Deresiewicz lobbies for elite schools to return to emphasizing a thoughtful liberal-arts education, one that encourages students to find their passion, not their profession.

He also takes issue with the persistent scarcity of students from poor and blue-collar backgrounds at elite schools. While it’s laudable that Harvard provides at least 60 percent of undergraduates with some form of financial aid, he said, that still means 40 percent — too many, in his view — have enough money that they don’t need help.

“Listen, I think there are some very well-meaning people at Harvard and other schools, and they genuinely want to do something about this, and they’re genuinely trying, but this is the other reason why I say what we really need is free public higher education.”

Now on a book tour that includes several Ivy League schools, Deresiewicz came to Harvard Monday night to square off with students and faculty for a question-and-answer session convened by Homi K. Bhabha, director of the Mahindra Humanities Center at Harvard. “I’m going to those schools because I think they’re the ones that need to hear what I’m saying,” he explained of his visit.

Before a packed, tense Paine Hall, panelists including Harvard College Dean Rakesh Khurana; Diana Sorensen, the James F. Rothenberg Professor of Romance Languages and Literatures and of Comparative Literature and dean of arts and humanities at the Faculty of Arts and Sciences (FAS); Fawwaz Habbal, executive dean for education and research at the School of Engineering and Applied Sciences (SEAS), took aim at Deresiewicz’s depiction of college students as caricatures and disputed his view that universities must help students “build a soul,” not just train the next generation of leaders.
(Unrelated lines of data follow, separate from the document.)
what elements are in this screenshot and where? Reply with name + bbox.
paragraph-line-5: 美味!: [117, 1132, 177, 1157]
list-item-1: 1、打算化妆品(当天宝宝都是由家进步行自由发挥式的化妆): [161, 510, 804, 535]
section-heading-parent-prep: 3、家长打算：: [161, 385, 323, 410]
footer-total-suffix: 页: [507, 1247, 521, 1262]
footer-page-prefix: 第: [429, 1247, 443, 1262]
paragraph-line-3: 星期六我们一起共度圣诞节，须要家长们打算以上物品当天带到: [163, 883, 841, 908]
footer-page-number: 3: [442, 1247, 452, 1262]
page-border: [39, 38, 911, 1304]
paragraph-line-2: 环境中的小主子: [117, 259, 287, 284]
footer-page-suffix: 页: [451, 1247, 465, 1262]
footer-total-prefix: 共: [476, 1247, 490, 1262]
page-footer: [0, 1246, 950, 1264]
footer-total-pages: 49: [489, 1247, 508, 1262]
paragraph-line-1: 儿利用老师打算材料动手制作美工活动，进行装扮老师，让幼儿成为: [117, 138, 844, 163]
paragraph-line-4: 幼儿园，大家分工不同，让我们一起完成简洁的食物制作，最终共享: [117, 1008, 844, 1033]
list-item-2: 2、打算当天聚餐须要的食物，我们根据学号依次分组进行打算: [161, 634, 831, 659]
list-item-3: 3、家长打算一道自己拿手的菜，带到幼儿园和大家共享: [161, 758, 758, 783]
“What gives me pause, and what gives other people pause, is when you go on to fault us for failing to ensure that all of our students develop souls, and that they do so on a four-year schedule” that might be better called ‘No Soul Left Behind,’ ” said English Professor Amanda Claybaugh. “What happens when you try to institutionalize what should be a fundamentally individual process? And I wonder if you worry about — if we make it clear to our students that what we’re trying to do is help them build souls — does soul-building become yet another box to check for them?”

Bhabha told Deresiewicz that while he welcomed his frankness and support for the importance of the humanities, he found Deresiewicz’s view that students who go on to become bankers and lawyers are shallow careerists surprisingly “stereotypical” and amounted to little more than “finger-pointing and name-calling.”

“Why do you assume that bankers aren’t interested in soul-making?” asked Bhabha.

Khurana suggested that in this era of declining economic prospects, Harvard students and their parents reasonably worry about their future careers and that the University plays only one part in driving students’ choices and ambitions.

Deresiewicz said that careerism at Harvard is a problem that long predates the current recession. “Nothing that I’m describing started in 2008. I think the place where that argument is least valid is here,” he said. “Because fairly or unfairly … if you get out of here with a degree,” you’re quite likely to enjoy, at a minimum, a comfortable, middle-class life, he added.

“You may not be wealthy, but by any reasonable standard, the Harvard name is going to open any doors you want it to open.”